Electroweak Baryogenesis with a Pseudo-Goldstone Higgs
Benjamin Grinstein, Michael Trott
TL;DR
The paper demonstrates that a pseudo-Goldstone Higgs, described by an SU(2)-custodial invariant Higgs effective field theory with parametrically enhanced dimension-6 operators, can yield a strongly first-order electroweak phase transition and enhanced CP violation necessary for electroweak baryogenesis. By performing a ring-improved one-loop finite-temperature analysis and introducing a thermal mass eigenstate basis for SM gauge bosons, the authors show that regions with $f oughly 500 ext{ GeV} ext{--} 1 ext{ TeV}$ and $m_h$ up to about 160 GeV can satisfy the washout condition and generate the observed baryon asymmetry. The framework relies on NP effects that significantly modify the Higgs self-coupling and CP-violating operators without conflicting with EWPD, making the scenario testable via Higgs pair production and EDM measurements. Collectively, the work provides a concrete, falsifiable path for PGH-related baryogenesis and highlights distinctive signatures in Higgs phenomenology and CP-violating observables.
Abstract
We examine the nature of electroweak Baryogenesis when the Higgs boson's properties are modified by the effects of new physics. We utilize the effective potential to one loop (ring improving the finite temperature perturbative expansion) while retaining parametrically enhanced dimension six operators of O(v^2/f^2) in the Higgs sector. These parametrically enhanced operators would be present if the Higgs is a pseudo-goldstone boson of a new physics sector with a characteristic mass scale Lambda ~ TeV, a coupling constant (4 pi) > g > 1 and a strong decay constant scale f = Lambda/g.
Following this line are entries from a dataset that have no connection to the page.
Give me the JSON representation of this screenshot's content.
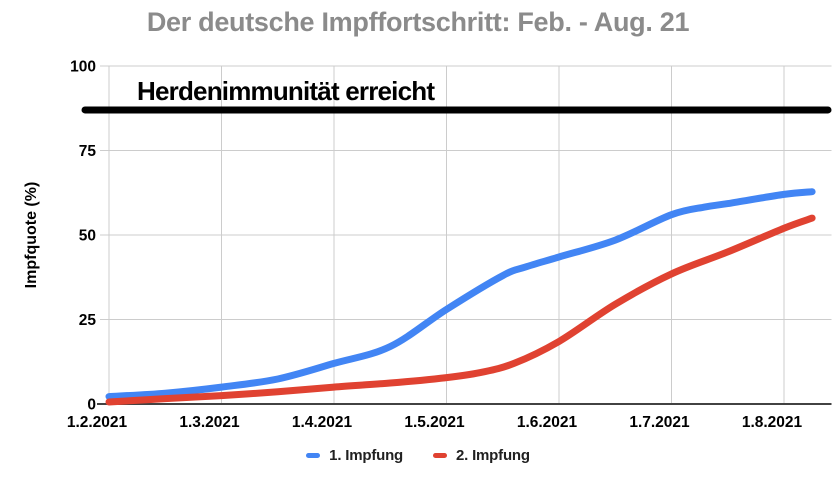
{
  "chart_data": {
    "type": "line",
    "title": "Der deutsche Impffortschritt: Feb. - Aug. 21",
    "xlabel": "",
    "ylabel": "Impfquote (%)",
    "ylim": [
      0,
      100
    ],
    "y_ticks": [
      0,
      25,
      50,
      75,
      100
    ],
    "x_tick_labels": [
      "1.2.2021",
      "1.3.2021",
      "1.4.2021",
      "1.5.2021",
      "1.6.2021",
      "1.7.2021",
      "1.8.2021"
    ],
    "grid": true,
    "legend_position": "bottom",
    "annotation": {
      "text": "Herdenimmunität erreicht",
      "value": 87,
      "color": "#000000"
    },
    "series": [
      {
        "name": "1. Impfung",
        "color": "#4285f4",
        "x_months_from_feb1": [
          0,
          0.5,
          1,
          1.5,
          2,
          2.5,
          3,
          3.5,
          3.7,
          4,
          4.5,
          5,
          5.3,
          5.5,
          6,
          6.25
        ],
        "values": [
          2.2,
          3.2,
          5,
          7.4,
          12,
          17,
          28,
          38,
          40.5,
          43.5,
          48.5,
          56,
          58.3,
          59.3,
          62,
          62.8
        ]
      },
      {
        "name": "2. Impfung",
        "color": "#e04231",
        "x_months_from_feb1": [
          0,
          0.5,
          1,
          1.5,
          2,
          2.5,
          3,
          3.3,
          3.6,
          4,
          4.5,
          5,
          5.5,
          6,
          6.25
        ],
        "values": [
          0.6,
          1.6,
          2.5,
          3.6,
          5,
          6.2,
          7.8,
          9.3,
          12,
          18.5,
          29.5,
          38.5,
          45,
          52,
          55
        ]
      }
    ],
    "legend": [
      {
        "label": "1. Impfung",
        "color": "#4285f4"
      },
      {
        "label": "2. Impfung",
        "color": "#e04231"
      }
    ],
    "colors": {
      "title_text": "#8b8b8b",
      "gridline": "#cccccc",
      "x_axis_line": "#424242",
      "tick_text": "#000000",
      "annotation_line": "#000000"
    }
  }
}
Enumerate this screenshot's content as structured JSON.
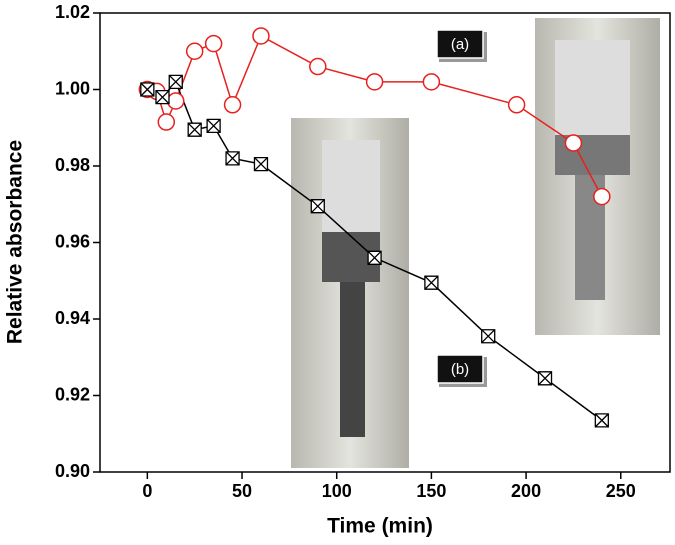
{
  "chart_data": {
    "type": "line",
    "xlabel": "Time (min)",
    "ylabel": "Relative absorbance",
    "xlim": [
      -25,
      276
    ],
    "ylim": [
      0.9,
      1.02
    ],
    "xticks": [
      0,
      50,
      100,
      150,
      200,
      250
    ],
    "yticks": [
      {
        "value": 0.9,
        "label": "0.90"
      },
      {
        "value": 0.92,
        "label": "0.92"
      },
      {
        "value": 0.94,
        "label": "0.94"
      },
      {
        "value": 0.96,
        "label": "0.96"
      },
      {
        "value": 0.98,
        "label": "0.98"
      },
      {
        "value": 1.0,
        "label": "1.00"
      },
      {
        "value": 1.02,
        "label": "1.02"
      }
    ],
    "series": [
      {
        "name": "(a)",
        "color": "#e8201e",
        "marker": "circle",
        "x": [
          0,
          5,
          10,
          15,
          25,
          35,
          45,
          60,
          90,
          120,
          150,
          195,
          225,
          240
        ],
        "values": [
          1.0,
          0.9995,
          0.9915,
          0.997,
          1.01,
          1.012,
          0.996,
          1.014,
          1.006,
          1.002,
          1.002,
          0.996,
          0.986,
          0.972
        ]
      },
      {
        "name": "(b)",
        "color": "#000000",
        "marker": "boxed-x",
        "x": [
          0,
          8,
          15,
          25,
          35,
          45,
          60,
          90,
          120,
          150,
          180,
          210,
          240
        ],
        "values": [
          1.0,
          0.998,
          1.002,
          0.9895,
          0.9905,
          0.982,
          0.9805,
          0.9695,
          0.956,
          0.9495,
          0.9355,
          0.9245,
          0.9135
        ]
      }
    ]
  }
}
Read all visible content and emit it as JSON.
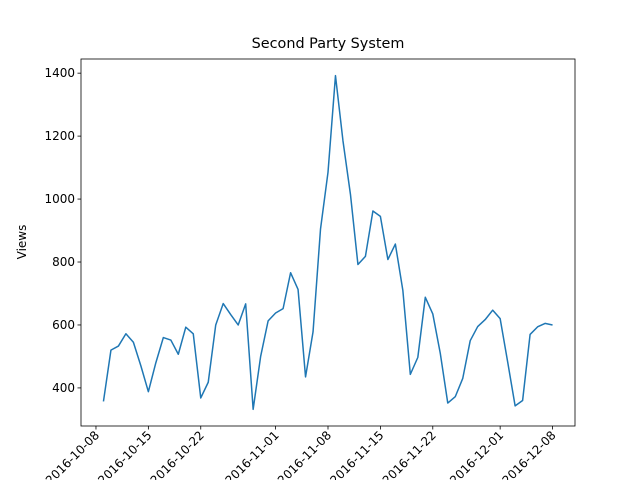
{
  "chart_data": {
    "type": "line",
    "title": "Second Party System",
    "y_label": "Views",
    "x": [
      "2016-10-09",
      "2016-10-10",
      "2016-10-11",
      "2016-10-12",
      "2016-10-13",
      "2016-10-14",
      "2016-10-15",
      "2016-10-16",
      "2016-10-17",
      "2016-10-18",
      "2016-10-19",
      "2016-10-20",
      "2016-10-21",
      "2016-10-22",
      "2016-10-23",
      "2016-10-24",
      "2016-10-25",
      "2016-10-26",
      "2016-10-27",
      "2016-10-28",
      "2016-10-29",
      "2016-10-30",
      "2016-10-31",
      "2016-11-01",
      "2016-11-02",
      "2016-11-03",
      "2016-11-04",
      "2016-11-05",
      "2016-11-06",
      "2016-11-07",
      "2016-11-08",
      "2016-11-09",
      "2016-11-10",
      "2016-11-11",
      "2016-11-12",
      "2016-11-13",
      "2016-11-14",
      "2016-11-15",
      "2016-11-16",
      "2016-11-17",
      "2016-11-18",
      "2016-11-19",
      "2016-11-20",
      "2016-11-21",
      "2016-11-22",
      "2016-11-23",
      "2016-11-24",
      "2016-11-25",
      "2016-11-26",
      "2016-11-27",
      "2016-11-28",
      "2016-11-29",
      "2016-11-30",
      "2016-12-01",
      "2016-12-02",
      "2016-12-03",
      "2016-12-04",
      "2016-12-05",
      "2016-12-06",
      "2016-12-07",
      "2016-12-08"
    ],
    "series": [
      {
        "name": "Views",
        "color": "#1f77b4",
        "values": [
          357,
          520,
          533,
          572,
          545,
          470,
          388,
          480,
          560,
          552,
          507,
          593,
          572,
          368,
          418,
          600,
          668,
          633,
          600,
          667,
          332,
          500,
          613,
          638,
          652,
          766,
          713,
          435,
          578,
          905,
          1085,
          1392,
          1185,
          1015,
          792,
          818,
          962,
          945,
          808,
          857,
          710,
          443,
          497,
          688,
          635,
          510,
          352,
          372,
          430,
          550,
          595,
          617,
          647,
          620,
          483,
          343,
          360,
          570,
          594,
          605,
          600
        ]
      }
    ],
    "xlim": [
      "2016-10-06",
      "2016-12-11"
    ],
    "xticks": [
      "2016-10-08",
      "2016-10-15",
      "2016-10-22",
      "2016-11-01",
      "2016-11-08",
      "2016-11-15",
      "2016-11-22",
      "2016-12-01",
      "2016-12-08"
    ],
    "ylim": [
      279,
      1445
    ],
    "yticks": [
      400,
      600,
      800,
      1000,
      1200,
      1400
    ]
  }
}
We find that generically the effect of new physics of this form allows a sufficiently first order electro-weak phase transition so that the produced Baryon number can avoid washing out, and has enhanced effects due to new sources CP violation. We also improve the description of the electroweak phase transition in perturbation theory by determining the thermal mass eigenstate basis of the standard model gauge boson fields. This improves the calculation of the finite temperature effects through incorporating mixing in the determination of the vector boson thermal masses of the standard model. These effects are essential to determining the nature of the phase transition in the standard model and are of interest in our Pseudo-Goldstone Baryogenesis scenario.